Дети военных лет - 5 и 6 глава

1 2 3 4 5 6 7 8 9

5

1943 год - самый тяжелый год.
Следует сделать оговорку. К этому времени мы уже получали хлебные карточки:
Яше рабочую - 500 грамм
иждивенческую - 200 грамм.

Яша устроился на работу, на хлопковый завод.
Карточки отоваривались не регулярно и мало. Сутками стояли в очереди, в ожидании хлеба, и всегда доставались хлебные крошки.
В 1943 году, в феврале месяце – карточки не отоварены. Месяц не видели хлеба. Мама взяла кухонный нож – единственное, что осталось в хозяйстве – и поменяла у узбека на 1 желтую репу. Разделила ее на четыре части.
И все – далее беспросветный тупик.

Через военкомат Семке дали направление в Детдом, там его одели в детдомовскую одежду, кормежка была скудная. Семке не нравился Детдомовский режим и он не раз убегал.

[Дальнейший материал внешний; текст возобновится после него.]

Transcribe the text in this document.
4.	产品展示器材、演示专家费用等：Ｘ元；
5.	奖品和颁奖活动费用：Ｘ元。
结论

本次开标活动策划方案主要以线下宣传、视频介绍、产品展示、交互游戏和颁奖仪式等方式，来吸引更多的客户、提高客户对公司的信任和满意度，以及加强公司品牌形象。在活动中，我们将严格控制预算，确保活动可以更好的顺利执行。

Он шел на рынок, снимал с себя одежду, менял ее на кису похлебки. Приходил к нашему жилью, садился на ступеньки крыльца в одних трусиках.

При встрече с мамой он, боясь наказания, убегал, прятался невесть где. И когда его, как бездомного, определяли в детский приемник, а выяснив, что его жилье Детдом – отправляли обратно.

Спустя короткий срок все повторялось заново. Семке жутко хотелось есть.

Печальнее было с Боречкой. В Детдом его не принимали из-за малого возраста. И мама приняла крайние меры. А точнее…

Почти рядом с нашим жильем расположился детдом для детей дошкольного возраста. Туда, как и везде, детей не принимали по причине перезагруженности.

Мама несколько дней наблюдала, изучала распорядок дня. Мама видела, как на подносе из пищеблока (если можно таким назвать), несли детям по кубичку хлеба и, что то в кастрюльке – это уже что – то!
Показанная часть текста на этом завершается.